Having finally made video of myself sleeping I find I don’t need to watch much to satisfy the curiosity factor. The hypnic jerks seemed disturbing at first but after a few of those I didn’t care anymore.

I wanted to catch myself doing what I’ve to myself for a long time, which is scratch myself on the face or torso. I don’t know if that tendency toward unconscious self-mutilation should trouble me or if it is common. I never watched the video far enough to see myself do that, concluding the act of scratching my face would probably be undetectable anyway.

When I howl like a hyena my eyes open. That’s a little weird to see.

Would some consider it narcissistic, watching myself falling into what I melodramatically refer to as The Bottom Of My Ocean? I don’t think so. It was strictly research, the likes of which failed to occur when I submitted myself to a professional sleep study some years ago. The girlfriend at the time suggested I do it.

It was a waste of time. The technicians at the place I was supposed to sleep would gab on their cell phones, and I’d hear their alerts whenever a text message arrived. One guy even played the radio. How was anybody supposed to sleep at this place, not just on account of the noise but the ridiculous tangle of wires and sensors they wrapped around my head.

It can be hard for me to get to sleep in the first place, so it didn’t help that the technician kept barging in, asking me why the hell I couldn’t get to sleep, then getting visibly frustrated and basically telling me to “go the fuck to sleep.”

The official insurance-covered sleep study was a boondoggle. I learned more from watching myself using my own gear.

I procured a decent but cheap surveillance camera, the type meant for monitoring babies or pets. It is a Ctronics device, which lacks a fundamental feature I had foolishly assumed would be included. You cannot export the video. Video is only viewable through the Android app. Removing the MicroSD card and browsing the files returns a bunch of encrypted files unviewable through any means except the app.
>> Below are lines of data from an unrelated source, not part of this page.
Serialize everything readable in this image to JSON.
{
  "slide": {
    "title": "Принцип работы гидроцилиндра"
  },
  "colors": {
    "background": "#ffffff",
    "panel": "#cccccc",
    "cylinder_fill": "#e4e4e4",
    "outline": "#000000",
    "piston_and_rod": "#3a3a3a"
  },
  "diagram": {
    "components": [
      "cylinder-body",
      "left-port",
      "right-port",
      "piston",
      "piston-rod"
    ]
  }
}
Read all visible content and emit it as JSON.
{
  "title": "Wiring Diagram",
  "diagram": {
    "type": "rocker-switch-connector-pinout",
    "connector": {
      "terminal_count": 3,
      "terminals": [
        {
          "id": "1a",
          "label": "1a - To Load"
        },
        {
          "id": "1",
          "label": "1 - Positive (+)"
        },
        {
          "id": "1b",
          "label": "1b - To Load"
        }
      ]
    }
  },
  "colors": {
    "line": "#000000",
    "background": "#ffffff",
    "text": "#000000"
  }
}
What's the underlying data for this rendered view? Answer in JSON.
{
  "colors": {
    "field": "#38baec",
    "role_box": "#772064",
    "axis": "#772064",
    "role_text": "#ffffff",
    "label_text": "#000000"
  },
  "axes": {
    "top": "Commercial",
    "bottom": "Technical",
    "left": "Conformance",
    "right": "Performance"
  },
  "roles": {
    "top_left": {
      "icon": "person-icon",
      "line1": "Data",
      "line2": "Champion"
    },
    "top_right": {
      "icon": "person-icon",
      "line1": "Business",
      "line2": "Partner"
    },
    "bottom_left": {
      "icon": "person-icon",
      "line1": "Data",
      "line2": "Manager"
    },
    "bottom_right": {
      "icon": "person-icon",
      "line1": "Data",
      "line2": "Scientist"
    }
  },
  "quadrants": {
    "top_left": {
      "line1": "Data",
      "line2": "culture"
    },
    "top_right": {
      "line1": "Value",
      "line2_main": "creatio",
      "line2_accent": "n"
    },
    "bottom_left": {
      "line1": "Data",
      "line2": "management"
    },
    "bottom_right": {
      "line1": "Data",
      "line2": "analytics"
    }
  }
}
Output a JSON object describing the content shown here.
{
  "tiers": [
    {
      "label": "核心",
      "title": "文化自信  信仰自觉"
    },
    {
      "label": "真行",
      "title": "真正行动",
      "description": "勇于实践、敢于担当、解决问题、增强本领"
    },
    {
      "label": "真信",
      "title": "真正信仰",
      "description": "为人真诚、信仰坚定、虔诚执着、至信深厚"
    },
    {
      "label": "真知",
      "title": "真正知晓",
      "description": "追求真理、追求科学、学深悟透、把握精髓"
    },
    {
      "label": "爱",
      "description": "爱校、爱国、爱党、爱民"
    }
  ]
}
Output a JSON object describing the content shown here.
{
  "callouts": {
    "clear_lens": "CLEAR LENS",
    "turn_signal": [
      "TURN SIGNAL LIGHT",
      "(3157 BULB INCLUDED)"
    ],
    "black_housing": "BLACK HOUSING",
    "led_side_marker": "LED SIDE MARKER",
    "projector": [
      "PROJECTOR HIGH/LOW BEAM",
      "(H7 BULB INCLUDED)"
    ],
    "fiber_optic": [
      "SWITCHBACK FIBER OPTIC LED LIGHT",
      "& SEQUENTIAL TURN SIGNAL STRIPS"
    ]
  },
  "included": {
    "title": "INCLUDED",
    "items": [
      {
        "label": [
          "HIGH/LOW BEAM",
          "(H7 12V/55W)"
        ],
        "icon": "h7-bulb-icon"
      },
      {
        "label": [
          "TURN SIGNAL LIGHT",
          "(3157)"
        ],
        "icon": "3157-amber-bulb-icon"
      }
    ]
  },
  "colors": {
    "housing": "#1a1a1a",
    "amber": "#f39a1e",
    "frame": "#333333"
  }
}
The workaround, if you could even call it that, is that the app allows you to record video as you play it back. That technique is not useful for saving 8 or 9 hours of video.

The camera also must be plugged in for it to work. I knew that before purchasing but find that minor albatross to be a more of a drag than I expected. If I ever again pursue this fascination I will make sure to get a battery-powered camera which allows the video to be extracted for editing.

This is hardly the first time I’ve pursued the goal of documenting every step I take, every word I type, every last scrap of evidence that I actually existed. For years I had webcams pointed at me almost 24/7, and somewhere around here I have thousands upon thousands of saved images to show for those years of digital hoarding.